Wangari Tharao, the Director of Research and Programs at Women’s Health in Women’s Hands, migrated from Kenya to Canada at a time when the HIV epidemic was beginning to take hold across Africa. She knows only too well from personal experience the many challenges that migrants face, particularly in relation to health care. Language barriers, poor continuity of care, a lack of health insurance, no social protection and a lack of migrant-inclusive health policies all affect the health and safety of migrants as they seek to settle in new countries and communities.
When she left Kenya, stigma and discrimination around HIV was rife. Today, Ms Tharao says that stigma around HIV is the same. “As migrants we deal with HIV in silence, we are very fearful about stigma and discrimination and are reluctant to enter health-care settings. It is important to think about how to deliver services and how to overcome the challenges faced by populations on the move,” she said.
“We need to understand the life and journey of a migrant from a global perspective and from an individual level in order to understand the challenges they face. Legal status, documentation, proof of identity must never be reasons for denial of health and well-being,” said Tim Martineau, UNAIDS Deputy Executive Director, Programme, a.i.
Although the faith sector has played an important role in the response to HIV, religious beliefs and practices have sometimes been used to justify judgemental attitudes, resulting in stigma and discrimination.
“As faith communities, we can and must do more to support migrants and refugees: to protect them from HIV and tuberculosis; to promote access to health care and prevention; and to reduce stigma, discrimination and violence,” said Olav Fykse Tveit, General-Secretary of the World Council of Churches.

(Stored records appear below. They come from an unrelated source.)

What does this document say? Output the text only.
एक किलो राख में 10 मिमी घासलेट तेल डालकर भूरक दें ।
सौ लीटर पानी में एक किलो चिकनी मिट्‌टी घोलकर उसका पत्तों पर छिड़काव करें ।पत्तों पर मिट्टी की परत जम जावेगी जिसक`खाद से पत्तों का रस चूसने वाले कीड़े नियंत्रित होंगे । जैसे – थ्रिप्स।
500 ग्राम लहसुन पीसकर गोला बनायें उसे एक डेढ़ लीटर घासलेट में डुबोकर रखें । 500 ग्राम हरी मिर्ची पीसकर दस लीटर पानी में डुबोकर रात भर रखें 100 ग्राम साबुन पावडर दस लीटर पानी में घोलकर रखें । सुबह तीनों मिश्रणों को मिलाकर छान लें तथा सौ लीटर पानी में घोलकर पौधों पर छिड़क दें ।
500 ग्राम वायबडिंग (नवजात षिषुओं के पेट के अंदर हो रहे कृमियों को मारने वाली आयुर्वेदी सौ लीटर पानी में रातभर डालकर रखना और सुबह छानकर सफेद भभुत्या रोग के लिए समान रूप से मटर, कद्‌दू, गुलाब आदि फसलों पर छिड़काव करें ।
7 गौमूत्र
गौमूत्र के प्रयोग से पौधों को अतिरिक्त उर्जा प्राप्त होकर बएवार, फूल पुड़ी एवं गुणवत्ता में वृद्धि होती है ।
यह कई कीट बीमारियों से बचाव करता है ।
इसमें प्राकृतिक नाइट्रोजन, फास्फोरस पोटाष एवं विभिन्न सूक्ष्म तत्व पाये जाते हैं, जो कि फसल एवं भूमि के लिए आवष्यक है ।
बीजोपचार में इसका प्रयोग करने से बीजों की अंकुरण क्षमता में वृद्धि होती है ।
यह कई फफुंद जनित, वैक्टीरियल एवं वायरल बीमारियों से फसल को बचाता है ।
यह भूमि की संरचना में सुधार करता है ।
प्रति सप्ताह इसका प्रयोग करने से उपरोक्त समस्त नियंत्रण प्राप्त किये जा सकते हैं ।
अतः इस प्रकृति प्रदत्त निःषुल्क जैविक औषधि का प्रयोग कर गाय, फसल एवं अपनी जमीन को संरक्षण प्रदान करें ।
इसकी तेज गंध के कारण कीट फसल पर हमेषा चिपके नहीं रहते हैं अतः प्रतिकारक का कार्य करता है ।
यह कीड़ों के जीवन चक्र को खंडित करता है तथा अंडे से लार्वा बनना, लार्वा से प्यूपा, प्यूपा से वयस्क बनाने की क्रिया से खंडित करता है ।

The workshop showcased many examples of faith-based organizations providing services to welcome, protect, integrate and promote the rights of migrants, refugees and other people on the move. Networks provided by mosques, churches and faith communities can form the first entry point of a refugee, migrant or displaced person into a new society.
“People trust faith groups and we can build on that to deliver community outreach, disseminate HIV prevention messages and provide HIV treatment and care services,” said Michael P. Grillo, Director for the Military International HIV Training Program for the United States Department of Defense HIV Prevention Program.
During the workshop, which was held in Geneva, Switzerland, on 20 and 21 February, the participants identified the key elements of a road map to strengthen the engagement of faith-based organizations and expand their role in the response to HIV and in providing services for migrants and refugees. It will build on commitments in the 2016 United Nations Political Declaration on Ending AIDS and the 2018 United Nations Political Declaration on Tuberculosis, while supporting the Global Compact for Migration’s commitments related to the right to health.